We've all seen it: huge blocks of dense text that pop up before you install a new piece of software or sign up for a new service. These days, End User License Agreements are everywhere but most of the time are too long and full of jargon for consumers to feasibly read. We wanted to create something that would help consumers stay informed on what they are agreeing to and how their data is being used by companies.
What it Does
Our application, Lega-lies, finds the most notable sections of such a legal document — namely, sections which seem unusual and do not align with typical EULAs — and compiles them into a brief summary. It is a Chrome Extension that users can use directly from their browser when they encounter one of these legal documents.
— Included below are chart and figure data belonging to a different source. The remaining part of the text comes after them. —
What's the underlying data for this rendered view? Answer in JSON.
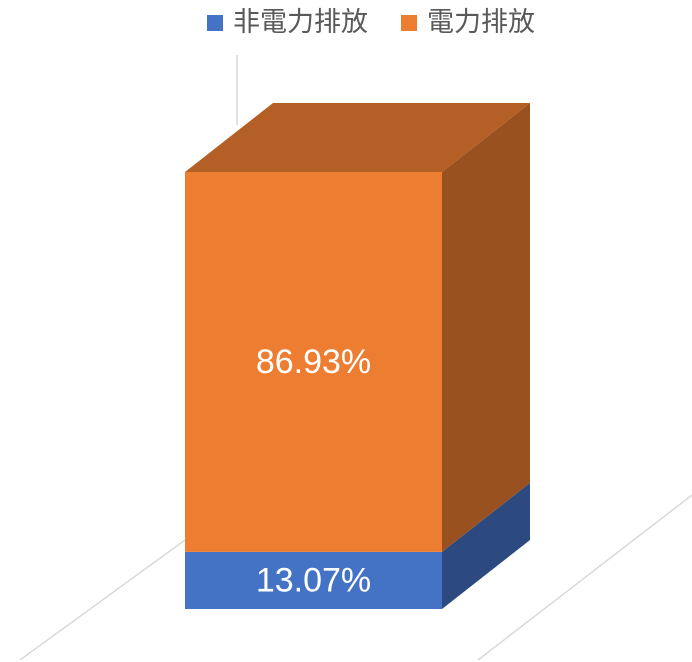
{
  "chart_data": {
    "type": "bar3d_stacked",
    "categories": [
      null
    ],
    "series": [
      {
        "name": "非電力排放",
        "color": "#4472c4",
        "values": [
          13.07
        ],
        "value_labels": [
          "13.07%"
        ]
      },
      {
        "name": "電力排放",
        "color": "#ed7d31",
        "values": [
          86.93
        ],
        "value_labels": [
          "86.93%"
        ]
      }
    ],
    "legend": "top"
  }
}
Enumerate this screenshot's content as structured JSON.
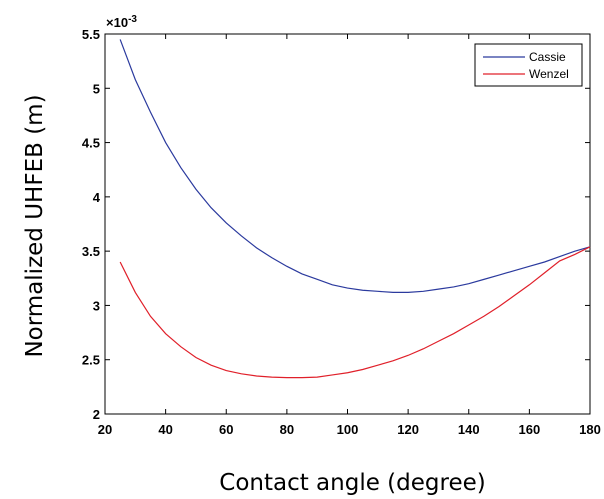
{
  "chart_data": {
    "type": "line",
    "xlabel": "Contact angle (degree)",
    "ylabel": "Normalized UHFEB (m)",
    "y_exponent_label": "×10",
    "y_exponent_power": "-3",
    "xlim": [
      20,
      180
    ],
    "ylim": [
      2,
      5.5
    ],
    "x_ticks": [
      20,
      40,
      60,
      80,
      100,
      120,
      140,
      160,
      180
    ],
    "y_ticks": [
      2,
      2.5,
      3,
      3.5,
      4,
      4.5,
      5,
      5.5
    ],
    "x_tick_labels": [
      "20",
      "40",
      "60",
      "80",
      "100",
      "120",
      "140",
      "160",
      "180"
    ],
    "y_tick_labels": [
      "2",
      "2.5",
      "3",
      "3.5",
      "4",
      "4.5",
      "5",
      "5.5"
    ],
    "legend_position": "top-right",
    "grid": false,
    "series": [
      {
        "name": "Cassie",
        "color": "#2b3a9e",
        "x": [
          25,
          30,
          35,
          40,
          45,
          50,
          55,
          60,
          65,
          70,
          75,
          80,
          85,
          90,
          95,
          100,
          105,
          110,
          115,
          120,
          125,
          130,
          135,
          140,
          145,
          150,
          155,
          160,
          165,
          170,
          175,
          180
        ],
        "y": [
          5.45,
          5.08,
          4.78,
          4.5,
          4.27,
          4.07,
          3.9,
          3.76,
          3.64,
          3.53,
          3.44,
          3.36,
          3.29,
          3.24,
          3.19,
          3.16,
          3.14,
          3.13,
          3.12,
          3.12,
          3.13,
          3.15,
          3.17,
          3.2,
          3.24,
          3.28,
          3.32,
          3.36,
          3.4,
          3.45,
          3.5,
          3.54
        ]
      },
      {
        "name": "Wenzel",
        "color": "#e0202a",
        "x": [
          25,
          30,
          35,
          40,
          45,
          50,
          55,
          60,
          65,
          70,
          75,
          80,
          85,
          90,
          95,
          100,
          105,
          110,
          115,
          120,
          125,
          130,
          135,
          140,
          145,
          150,
          155,
          160,
          165,
          170,
          175,
          180
        ],
        "y": [
          3.4,
          3.12,
          2.9,
          2.74,
          2.62,
          2.52,
          2.45,
          2.4,
          2.37,
          2.35,
          2.34,
          2.335,
          2.335,
          2.34,
          2.36,
          2.38,
          2.41,
          2.45,
          2.49,
          2.54,
          2.6,
          2.67,
          2.74,
          2.82,
          2.9,
          2.99,
          3.09,
          3.19,
          3.3,
          3.41,
          3.47,
          3.54
        ]
      }
    ]
  }
}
A user would highlight the text they wish to be summarized and would subsequently see a brief summary that lists the most noteworthy parts of the document.
How We Built It
We created an algorithm to process the text. It transforms the text into separate sentences and then transforms words to vectors based on a corpus of text of the English language taken from the NLTK module on Python. From there, we compare our sentences with sentences present in some standard EULAs. We use cosine similarity between vectors to find the sentences in our text that were most unusual given the ground truth and rank them.
Challenges We Ran Into
We ran into issues regarding parsing the text and figuring out where sentences ended. Many modern EULAs contain bullet points for readability which we lost when sending the information to the server and thus had to figure out when to cut off sentences. There are many edge cases that come up when trying to return text that is meaningful and readable and we attempted to address as many of these as possible.
Accomplishments that we’re proud of
We’re proud of the impact that this could have on millions of people being informed. Users cannot reasonably be expected to read dozens of pages of text for every product they use, but we hope to help prevent people from inadvertently agreeing to dubious privacy violations and signing away their rights.
What we learned
We learned about different natural-language processing algorithms including extraction and abstraction based algorithms through trying multiple approaches to designing our summarizing application. Our first attempt was a simple summarization algorithm which we soon figured out would not be the best with the eloquent speech of EULAs. From there, we learned about vectorized sentence similarity and based our application on this algorithm. We also learned about certain subtleties with processing language.
Because some sentences in legalese tend to be extremely long, we would want to improve our algorithm further so that it could take the key takeaways from the sentence.